Pêche à la baleine au Japon : la CITES échoue à interdire les importations

Pêche à la baleine au Japon : la CITES échoue à interdire les importations
Lundi, 27 Novembre, 2017
Genève, Suisse

L’organisme de conservation le plus important au monde a refusé de prendre des mesures contre le Japon qui commercialise le rorqual boréal, une espèce menacée. Alors que plusieurs gouvernements ont exprimé leurs inquiétudes à ce sujet, il a finalement été décidé d’attendre d’obtenir davantage d’informations de la part du Japon et de reporter toute décision à la prochaine réunion.

« Les gouvernements de la CITES échouent à mettre le Japon face à ses responsabilités, » a déclaré Matt Collis, directeur des politiques internationales au sein d’IFAW (le Fonds international pour la protection des animaux), à l’occasion de la 69e réunion du Comité permanent de la Convention sur le commerce international des espèces de faune et de flore sauvages menacées d'extinction (CITES) qui se déroule à Genève cette semaine.

« Voilà maintenant 15 ans que le Japon importe de la viande et des parties de rorqual boréal à des fins commerciales alors que c’est strictement interdit par la CITES, mais aucune mesure n’a été prise pour contrer cela, » a-t-il ajouté.

Le rorqual boréal est inscrit à l’Annexe I de la CITES, ce qui veut dire que le commerce international des produits issus de cette espèce menacée est interdit. Le Japon chasse principalement le rorqual boréal en haute mer, en dehors de ses eaux territoriales, et rapporte ces produits sur son territoire, ce qui est considéré comme du commerce international d’après les dispositions de la CITES.

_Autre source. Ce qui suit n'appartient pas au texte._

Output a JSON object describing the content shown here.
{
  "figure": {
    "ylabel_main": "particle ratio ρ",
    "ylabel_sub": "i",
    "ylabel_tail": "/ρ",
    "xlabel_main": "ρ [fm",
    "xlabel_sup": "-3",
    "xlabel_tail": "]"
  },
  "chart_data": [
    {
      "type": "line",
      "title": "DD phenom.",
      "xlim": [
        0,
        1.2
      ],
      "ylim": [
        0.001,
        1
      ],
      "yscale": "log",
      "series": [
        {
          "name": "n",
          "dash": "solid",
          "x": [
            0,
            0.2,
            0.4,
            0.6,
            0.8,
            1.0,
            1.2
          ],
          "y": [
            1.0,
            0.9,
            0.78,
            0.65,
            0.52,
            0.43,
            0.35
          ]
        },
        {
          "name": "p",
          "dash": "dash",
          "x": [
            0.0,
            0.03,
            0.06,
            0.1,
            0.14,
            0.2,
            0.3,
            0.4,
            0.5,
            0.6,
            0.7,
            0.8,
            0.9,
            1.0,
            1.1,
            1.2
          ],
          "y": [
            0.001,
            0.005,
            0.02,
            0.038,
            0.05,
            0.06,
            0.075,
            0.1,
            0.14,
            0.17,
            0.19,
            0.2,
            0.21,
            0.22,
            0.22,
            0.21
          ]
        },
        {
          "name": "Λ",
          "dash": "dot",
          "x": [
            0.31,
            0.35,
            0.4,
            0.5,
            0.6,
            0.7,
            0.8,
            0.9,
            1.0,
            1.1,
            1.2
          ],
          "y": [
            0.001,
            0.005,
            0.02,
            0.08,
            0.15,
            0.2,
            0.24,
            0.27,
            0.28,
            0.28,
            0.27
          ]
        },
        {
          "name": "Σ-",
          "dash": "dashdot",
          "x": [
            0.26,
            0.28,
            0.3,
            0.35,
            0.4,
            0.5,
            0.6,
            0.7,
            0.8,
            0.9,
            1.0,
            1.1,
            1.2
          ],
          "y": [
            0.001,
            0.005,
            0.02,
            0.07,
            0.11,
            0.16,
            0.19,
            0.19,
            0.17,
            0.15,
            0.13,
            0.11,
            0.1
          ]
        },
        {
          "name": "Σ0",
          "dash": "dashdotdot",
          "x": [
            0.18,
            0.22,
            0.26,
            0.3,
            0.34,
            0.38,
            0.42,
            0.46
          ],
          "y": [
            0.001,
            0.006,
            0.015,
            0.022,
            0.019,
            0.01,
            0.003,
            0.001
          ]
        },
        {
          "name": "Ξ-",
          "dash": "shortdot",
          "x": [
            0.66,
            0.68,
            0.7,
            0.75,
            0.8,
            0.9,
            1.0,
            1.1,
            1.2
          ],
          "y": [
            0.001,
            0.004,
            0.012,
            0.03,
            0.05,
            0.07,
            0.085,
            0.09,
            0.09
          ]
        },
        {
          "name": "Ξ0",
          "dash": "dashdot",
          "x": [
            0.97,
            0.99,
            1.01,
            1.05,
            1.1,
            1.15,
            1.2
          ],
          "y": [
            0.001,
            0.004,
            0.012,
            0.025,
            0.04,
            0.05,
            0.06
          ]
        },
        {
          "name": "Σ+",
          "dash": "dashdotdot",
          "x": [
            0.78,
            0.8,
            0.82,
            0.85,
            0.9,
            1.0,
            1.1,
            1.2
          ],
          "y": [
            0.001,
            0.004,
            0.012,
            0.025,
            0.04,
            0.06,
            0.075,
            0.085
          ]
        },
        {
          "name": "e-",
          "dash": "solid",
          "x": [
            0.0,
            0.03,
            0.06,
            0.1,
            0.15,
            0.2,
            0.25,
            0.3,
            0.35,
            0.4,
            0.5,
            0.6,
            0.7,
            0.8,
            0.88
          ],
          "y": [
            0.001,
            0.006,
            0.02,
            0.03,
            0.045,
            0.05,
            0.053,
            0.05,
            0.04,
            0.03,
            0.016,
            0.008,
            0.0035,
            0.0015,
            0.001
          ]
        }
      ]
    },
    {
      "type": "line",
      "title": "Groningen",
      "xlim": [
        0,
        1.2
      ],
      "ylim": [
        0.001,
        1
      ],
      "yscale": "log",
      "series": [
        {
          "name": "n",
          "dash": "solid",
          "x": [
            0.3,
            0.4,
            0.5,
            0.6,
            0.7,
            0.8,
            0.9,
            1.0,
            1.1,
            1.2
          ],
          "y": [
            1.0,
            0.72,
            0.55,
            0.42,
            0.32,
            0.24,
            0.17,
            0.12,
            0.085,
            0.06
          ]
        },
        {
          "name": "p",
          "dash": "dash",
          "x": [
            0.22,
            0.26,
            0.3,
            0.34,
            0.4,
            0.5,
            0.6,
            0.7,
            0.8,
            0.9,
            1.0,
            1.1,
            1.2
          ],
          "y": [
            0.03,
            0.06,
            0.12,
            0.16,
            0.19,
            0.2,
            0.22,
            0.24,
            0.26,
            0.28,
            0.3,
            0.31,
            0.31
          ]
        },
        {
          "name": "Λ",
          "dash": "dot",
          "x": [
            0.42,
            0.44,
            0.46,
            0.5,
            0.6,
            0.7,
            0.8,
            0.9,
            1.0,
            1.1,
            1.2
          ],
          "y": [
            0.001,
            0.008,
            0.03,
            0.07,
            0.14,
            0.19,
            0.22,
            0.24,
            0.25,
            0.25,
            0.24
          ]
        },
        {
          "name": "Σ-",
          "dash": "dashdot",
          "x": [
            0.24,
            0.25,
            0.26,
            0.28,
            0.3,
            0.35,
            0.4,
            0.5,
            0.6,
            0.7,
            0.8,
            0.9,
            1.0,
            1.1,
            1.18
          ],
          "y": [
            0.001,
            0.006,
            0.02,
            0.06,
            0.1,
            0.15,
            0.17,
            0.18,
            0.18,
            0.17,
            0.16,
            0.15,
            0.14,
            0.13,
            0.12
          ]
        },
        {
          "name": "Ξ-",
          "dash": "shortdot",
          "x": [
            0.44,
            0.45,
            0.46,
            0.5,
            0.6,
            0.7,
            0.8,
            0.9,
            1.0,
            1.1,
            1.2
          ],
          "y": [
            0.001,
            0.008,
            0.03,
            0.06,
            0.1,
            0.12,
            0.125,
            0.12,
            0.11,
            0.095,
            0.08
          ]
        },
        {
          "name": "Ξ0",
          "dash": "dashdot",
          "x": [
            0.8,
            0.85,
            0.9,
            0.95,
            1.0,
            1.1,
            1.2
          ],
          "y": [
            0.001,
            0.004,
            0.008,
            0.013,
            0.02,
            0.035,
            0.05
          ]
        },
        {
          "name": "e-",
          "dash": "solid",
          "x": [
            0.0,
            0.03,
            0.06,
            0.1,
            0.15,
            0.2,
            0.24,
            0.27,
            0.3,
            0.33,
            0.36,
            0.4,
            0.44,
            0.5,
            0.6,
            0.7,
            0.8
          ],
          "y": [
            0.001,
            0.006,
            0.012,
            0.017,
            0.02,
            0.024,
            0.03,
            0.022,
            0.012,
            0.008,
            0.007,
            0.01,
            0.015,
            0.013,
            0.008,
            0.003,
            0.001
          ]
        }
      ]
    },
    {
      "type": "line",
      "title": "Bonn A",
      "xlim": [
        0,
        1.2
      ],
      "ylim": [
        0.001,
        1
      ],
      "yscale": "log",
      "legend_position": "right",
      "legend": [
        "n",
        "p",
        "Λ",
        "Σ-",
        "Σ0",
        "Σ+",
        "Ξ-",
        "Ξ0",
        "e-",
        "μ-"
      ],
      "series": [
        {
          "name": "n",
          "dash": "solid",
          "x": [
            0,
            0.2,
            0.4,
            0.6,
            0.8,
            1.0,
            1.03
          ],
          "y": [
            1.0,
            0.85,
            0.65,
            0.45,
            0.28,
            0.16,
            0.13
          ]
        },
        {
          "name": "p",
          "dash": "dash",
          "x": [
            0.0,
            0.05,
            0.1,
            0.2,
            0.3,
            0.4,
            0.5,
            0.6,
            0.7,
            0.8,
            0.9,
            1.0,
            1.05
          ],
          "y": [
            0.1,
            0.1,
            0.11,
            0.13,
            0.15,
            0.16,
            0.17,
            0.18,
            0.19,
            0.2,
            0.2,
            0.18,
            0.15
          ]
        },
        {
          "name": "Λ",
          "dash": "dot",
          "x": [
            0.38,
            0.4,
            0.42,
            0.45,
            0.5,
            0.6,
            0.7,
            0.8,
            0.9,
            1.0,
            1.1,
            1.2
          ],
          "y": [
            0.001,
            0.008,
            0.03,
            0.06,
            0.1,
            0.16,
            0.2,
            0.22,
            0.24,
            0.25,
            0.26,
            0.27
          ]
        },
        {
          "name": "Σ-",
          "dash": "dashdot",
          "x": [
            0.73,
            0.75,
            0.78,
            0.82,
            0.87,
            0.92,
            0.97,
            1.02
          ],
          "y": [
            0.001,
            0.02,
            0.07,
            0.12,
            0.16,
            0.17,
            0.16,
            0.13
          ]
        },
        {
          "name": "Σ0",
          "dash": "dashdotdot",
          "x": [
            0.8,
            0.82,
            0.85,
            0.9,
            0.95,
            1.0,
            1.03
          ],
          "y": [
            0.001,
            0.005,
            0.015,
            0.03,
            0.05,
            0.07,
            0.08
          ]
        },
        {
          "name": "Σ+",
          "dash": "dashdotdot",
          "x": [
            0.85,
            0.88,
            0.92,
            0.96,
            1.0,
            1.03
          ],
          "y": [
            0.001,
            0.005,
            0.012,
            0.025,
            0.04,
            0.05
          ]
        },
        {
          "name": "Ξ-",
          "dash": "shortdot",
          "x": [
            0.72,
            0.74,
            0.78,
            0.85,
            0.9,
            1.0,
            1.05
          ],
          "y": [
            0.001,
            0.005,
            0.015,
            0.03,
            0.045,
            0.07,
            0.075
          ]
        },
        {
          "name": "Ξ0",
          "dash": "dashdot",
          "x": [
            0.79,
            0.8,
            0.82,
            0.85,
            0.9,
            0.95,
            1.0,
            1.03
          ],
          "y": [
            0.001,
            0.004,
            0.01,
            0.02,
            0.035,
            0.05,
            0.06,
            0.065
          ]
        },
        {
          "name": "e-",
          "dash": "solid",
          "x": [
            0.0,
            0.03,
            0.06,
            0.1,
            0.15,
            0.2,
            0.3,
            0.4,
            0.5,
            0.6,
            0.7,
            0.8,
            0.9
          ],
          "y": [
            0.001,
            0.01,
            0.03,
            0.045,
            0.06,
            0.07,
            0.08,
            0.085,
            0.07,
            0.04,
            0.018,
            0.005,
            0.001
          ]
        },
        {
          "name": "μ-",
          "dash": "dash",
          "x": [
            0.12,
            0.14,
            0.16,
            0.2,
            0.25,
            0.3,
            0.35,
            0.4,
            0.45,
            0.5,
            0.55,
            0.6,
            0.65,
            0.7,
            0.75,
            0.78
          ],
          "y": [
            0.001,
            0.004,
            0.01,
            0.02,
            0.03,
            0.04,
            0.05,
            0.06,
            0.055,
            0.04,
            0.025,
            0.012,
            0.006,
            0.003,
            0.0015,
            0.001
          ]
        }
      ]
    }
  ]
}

« Le Japon importe et vend des produits issus du rorqual boréal depuis 2002, ce qui constitue une infraction permanente et intentionnelle au règlement de la CITES. Mais la seule décision que les gouvernements de la CITES se sont contentés de prendre aujourd’hui se résume à demander plus d’informations au lieu de déclarer un cas de non-conformité, » s’est indigné Matt Collis. « Pendant ce temps-là, le massacre d’une espèce menacée continue. Il est difficile de s’imaginer un autre cas ou un autre pays qui bénéficierait de ce traitement de faveur. »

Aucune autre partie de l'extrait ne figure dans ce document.